Cotton Incorporated Tech Research Focuses On Three Initiatives
When the cotton market took a turn for the worse a few years ago, a lot of the momentum that had been achieved for precision technology use among growers was lost. But with the world cotton price going up recently, interest is again turning toward technology that will boost yield and efficiency at the farm.
Despite the twisting and turning markets Cotton Incorporated has stayed the course in technology research, building on long-standing projects and moving on some new ones. Today there are three key initiatives that the organization is dedicating resources to in an effort to improve best farming practices for efficiency, yield and stewardship.

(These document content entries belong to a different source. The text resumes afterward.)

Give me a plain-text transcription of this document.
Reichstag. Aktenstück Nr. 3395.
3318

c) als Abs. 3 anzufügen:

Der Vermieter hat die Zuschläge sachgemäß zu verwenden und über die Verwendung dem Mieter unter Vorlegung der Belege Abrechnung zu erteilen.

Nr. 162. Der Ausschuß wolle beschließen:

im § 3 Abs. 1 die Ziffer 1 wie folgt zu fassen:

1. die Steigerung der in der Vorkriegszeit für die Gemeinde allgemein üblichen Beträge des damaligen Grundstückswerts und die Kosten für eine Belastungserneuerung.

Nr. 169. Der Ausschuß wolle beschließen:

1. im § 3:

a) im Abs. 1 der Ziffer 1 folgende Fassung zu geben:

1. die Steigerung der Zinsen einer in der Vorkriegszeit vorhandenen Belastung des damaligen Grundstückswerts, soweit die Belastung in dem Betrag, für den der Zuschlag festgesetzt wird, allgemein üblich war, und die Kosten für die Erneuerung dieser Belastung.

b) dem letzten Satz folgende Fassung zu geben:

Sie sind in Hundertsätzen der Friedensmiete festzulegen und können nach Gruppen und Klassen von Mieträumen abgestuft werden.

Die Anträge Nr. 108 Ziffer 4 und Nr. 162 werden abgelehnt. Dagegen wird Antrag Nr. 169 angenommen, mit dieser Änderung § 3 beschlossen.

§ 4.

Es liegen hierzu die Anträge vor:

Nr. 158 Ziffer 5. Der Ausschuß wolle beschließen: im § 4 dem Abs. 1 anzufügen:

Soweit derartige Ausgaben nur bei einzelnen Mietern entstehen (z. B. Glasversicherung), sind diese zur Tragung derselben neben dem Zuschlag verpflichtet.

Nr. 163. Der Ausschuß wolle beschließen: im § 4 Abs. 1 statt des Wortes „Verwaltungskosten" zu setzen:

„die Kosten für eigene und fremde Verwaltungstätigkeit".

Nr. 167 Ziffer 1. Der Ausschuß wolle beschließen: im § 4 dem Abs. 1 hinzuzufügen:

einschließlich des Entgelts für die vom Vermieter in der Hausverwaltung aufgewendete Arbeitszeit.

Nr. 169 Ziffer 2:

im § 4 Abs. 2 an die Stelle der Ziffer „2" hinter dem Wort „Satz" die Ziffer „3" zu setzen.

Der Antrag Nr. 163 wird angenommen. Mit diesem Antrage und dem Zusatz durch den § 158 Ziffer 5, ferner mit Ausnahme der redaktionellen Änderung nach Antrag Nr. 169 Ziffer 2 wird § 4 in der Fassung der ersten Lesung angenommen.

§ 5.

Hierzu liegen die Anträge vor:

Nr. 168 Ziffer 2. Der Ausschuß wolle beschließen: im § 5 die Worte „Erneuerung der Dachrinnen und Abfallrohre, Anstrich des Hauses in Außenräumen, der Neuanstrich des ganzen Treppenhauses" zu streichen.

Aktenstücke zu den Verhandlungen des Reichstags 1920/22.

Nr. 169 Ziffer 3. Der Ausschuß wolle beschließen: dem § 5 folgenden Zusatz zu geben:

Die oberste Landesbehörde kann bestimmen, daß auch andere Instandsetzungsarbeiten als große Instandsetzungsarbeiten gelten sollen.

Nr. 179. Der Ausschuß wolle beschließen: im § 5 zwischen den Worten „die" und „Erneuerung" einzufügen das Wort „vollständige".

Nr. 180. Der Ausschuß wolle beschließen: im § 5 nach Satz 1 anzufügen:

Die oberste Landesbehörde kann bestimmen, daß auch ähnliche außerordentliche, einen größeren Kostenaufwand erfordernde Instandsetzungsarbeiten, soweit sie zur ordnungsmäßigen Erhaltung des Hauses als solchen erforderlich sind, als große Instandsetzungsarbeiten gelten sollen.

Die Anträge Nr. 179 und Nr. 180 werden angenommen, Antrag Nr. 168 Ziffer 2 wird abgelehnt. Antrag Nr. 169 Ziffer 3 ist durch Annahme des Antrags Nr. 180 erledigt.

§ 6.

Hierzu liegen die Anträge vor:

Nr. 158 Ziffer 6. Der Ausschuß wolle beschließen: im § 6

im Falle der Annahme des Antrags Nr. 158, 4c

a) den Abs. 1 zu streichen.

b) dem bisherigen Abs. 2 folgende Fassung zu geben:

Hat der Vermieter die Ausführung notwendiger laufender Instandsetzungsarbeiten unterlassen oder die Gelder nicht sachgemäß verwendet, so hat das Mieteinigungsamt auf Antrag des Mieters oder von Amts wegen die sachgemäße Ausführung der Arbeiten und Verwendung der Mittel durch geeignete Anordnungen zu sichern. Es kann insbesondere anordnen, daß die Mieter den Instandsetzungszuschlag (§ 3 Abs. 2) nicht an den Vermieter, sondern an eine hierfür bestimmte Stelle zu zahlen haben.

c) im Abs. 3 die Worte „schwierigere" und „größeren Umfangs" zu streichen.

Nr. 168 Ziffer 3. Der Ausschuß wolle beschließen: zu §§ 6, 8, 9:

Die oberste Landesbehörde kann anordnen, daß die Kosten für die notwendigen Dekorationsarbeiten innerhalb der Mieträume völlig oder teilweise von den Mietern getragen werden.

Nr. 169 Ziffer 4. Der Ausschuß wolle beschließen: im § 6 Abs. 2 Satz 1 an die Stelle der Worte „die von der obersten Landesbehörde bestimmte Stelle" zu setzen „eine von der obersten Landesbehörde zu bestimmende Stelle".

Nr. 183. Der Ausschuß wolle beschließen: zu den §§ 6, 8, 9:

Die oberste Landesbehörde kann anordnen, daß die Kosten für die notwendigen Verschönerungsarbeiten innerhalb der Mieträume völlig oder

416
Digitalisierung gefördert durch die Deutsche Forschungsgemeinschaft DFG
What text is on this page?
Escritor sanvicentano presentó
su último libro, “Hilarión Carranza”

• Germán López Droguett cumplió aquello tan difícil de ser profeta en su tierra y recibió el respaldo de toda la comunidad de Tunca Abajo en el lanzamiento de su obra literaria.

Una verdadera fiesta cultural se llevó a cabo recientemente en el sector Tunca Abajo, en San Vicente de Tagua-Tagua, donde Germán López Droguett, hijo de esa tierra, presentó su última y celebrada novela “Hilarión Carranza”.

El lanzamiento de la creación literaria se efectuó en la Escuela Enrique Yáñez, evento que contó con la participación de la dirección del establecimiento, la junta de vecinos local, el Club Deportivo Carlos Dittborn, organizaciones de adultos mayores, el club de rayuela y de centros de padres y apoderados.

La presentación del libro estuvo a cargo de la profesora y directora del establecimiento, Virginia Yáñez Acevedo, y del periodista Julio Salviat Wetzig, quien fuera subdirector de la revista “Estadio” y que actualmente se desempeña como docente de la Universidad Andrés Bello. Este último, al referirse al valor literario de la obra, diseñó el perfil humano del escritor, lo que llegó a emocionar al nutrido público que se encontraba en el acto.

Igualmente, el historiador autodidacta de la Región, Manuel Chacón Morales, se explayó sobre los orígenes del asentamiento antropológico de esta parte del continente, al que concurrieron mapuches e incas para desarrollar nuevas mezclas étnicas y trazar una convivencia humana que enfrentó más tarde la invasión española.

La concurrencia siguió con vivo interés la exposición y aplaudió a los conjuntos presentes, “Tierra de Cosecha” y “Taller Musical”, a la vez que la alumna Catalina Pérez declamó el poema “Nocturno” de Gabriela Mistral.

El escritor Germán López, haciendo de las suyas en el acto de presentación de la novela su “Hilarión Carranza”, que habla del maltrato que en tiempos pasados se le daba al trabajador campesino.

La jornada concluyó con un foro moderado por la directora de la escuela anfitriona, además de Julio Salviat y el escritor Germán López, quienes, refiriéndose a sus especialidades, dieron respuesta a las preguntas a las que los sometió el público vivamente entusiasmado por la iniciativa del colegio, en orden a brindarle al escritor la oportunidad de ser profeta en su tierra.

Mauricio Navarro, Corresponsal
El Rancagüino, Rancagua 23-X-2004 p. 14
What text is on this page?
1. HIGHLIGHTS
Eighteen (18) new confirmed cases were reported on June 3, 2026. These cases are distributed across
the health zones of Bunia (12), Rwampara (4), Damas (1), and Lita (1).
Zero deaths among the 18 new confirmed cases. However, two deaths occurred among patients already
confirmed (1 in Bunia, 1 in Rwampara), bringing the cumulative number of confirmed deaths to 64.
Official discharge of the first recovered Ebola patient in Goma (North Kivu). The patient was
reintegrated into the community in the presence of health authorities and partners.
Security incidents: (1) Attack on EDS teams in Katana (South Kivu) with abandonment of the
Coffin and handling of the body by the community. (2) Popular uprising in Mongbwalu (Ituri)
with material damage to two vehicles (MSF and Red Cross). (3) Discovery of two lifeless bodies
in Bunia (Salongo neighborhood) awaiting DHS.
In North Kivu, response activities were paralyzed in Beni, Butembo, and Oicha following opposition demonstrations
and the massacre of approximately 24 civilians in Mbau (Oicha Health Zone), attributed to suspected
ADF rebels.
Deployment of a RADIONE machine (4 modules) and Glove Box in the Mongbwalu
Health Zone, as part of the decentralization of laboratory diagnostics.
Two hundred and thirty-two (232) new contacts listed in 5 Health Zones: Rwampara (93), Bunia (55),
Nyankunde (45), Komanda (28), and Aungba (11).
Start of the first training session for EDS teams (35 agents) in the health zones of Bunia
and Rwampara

Heading the list of projects this year is the development of case studies that describe the benefits of using yield monitor technology in cotton production. A recently conducted Cotton Incorporated grower survey indicated that barely 10% of growers currently employ yield monitors, a number that seems to indicate that “growers are missing some real opportunities in collecting and analyzing yield data,” says Dr. Ed Barnes, Director, Agricultural and Environmental Research Division of Cotton Incorporated.
The goal is to help growers understand the economic, agronomic, and engineering aspects of using yield monitors, and how year-over-year data can provide clear benefits. While overall adoption has been slow, those who have used yield monitors have some great stories to tell, and by year’s end Barnes is working with university experts across the country to compile several grower case studies to illustrate the value of yield monitors in cotton production.
The second project is a continuation of five years of work on equipment-mounted, real-time sensors in cotton production. The two long-time sensors in the testing project, Greenseeker from Trimble and OptRx from Ag Leader have been joined by CropSpec from Topcon Precision.
Research is focused on developing algorithms for sidedressing nitrogen in highly variable fields and fields with little variability. In highly variable soil type fields such as coastal areas in the Southeast and the Mississippi Delta, the approach is identifying field zones based on yield potential, and varying nitrogen rate accordingly.
In areas of low variability, a more ‘Midwest’ approach is being tested using a nitrogen-rich area of the field as a calibrator for on-the-go nitrogen application across a field. Based on the ‘greenness’ of the nitrogen-rich calibration zone, the equipment-mounted sensors gauge plant health as they pass through the field and apply nitrogen at varying levels to help achieve maximum yield while reducing over-application.
The third, relatively new initiative is focused on gauging the benefits of using technology to monitor soil moisture and improve the management of irrigation systems in irrigated cotton fields. Barnes says that recently released technology that allows for the remote collection of moisture data is increasing interest in soil moisture monitoring technology.
“We’ve experienced the grower’s tendency with irrigation systems to pray for rain rather than turn on a pivot, so when they do finally give in and open up the spigot, some yield potential has been lost,” says Barnes. Cotton Incorporated is testing the idea of creating a sort of ‘distant early warning’ for growers by placing a moisture sensor into the most challenged moisture areas of fields. The hope is that if growers act when the driest field areas start showing stress, then less yield potential will be lost on the top performing field areas. It’s both practical and economical to focus on setting up just one station, which has the potential to provide substantial benefit for the least possible investment.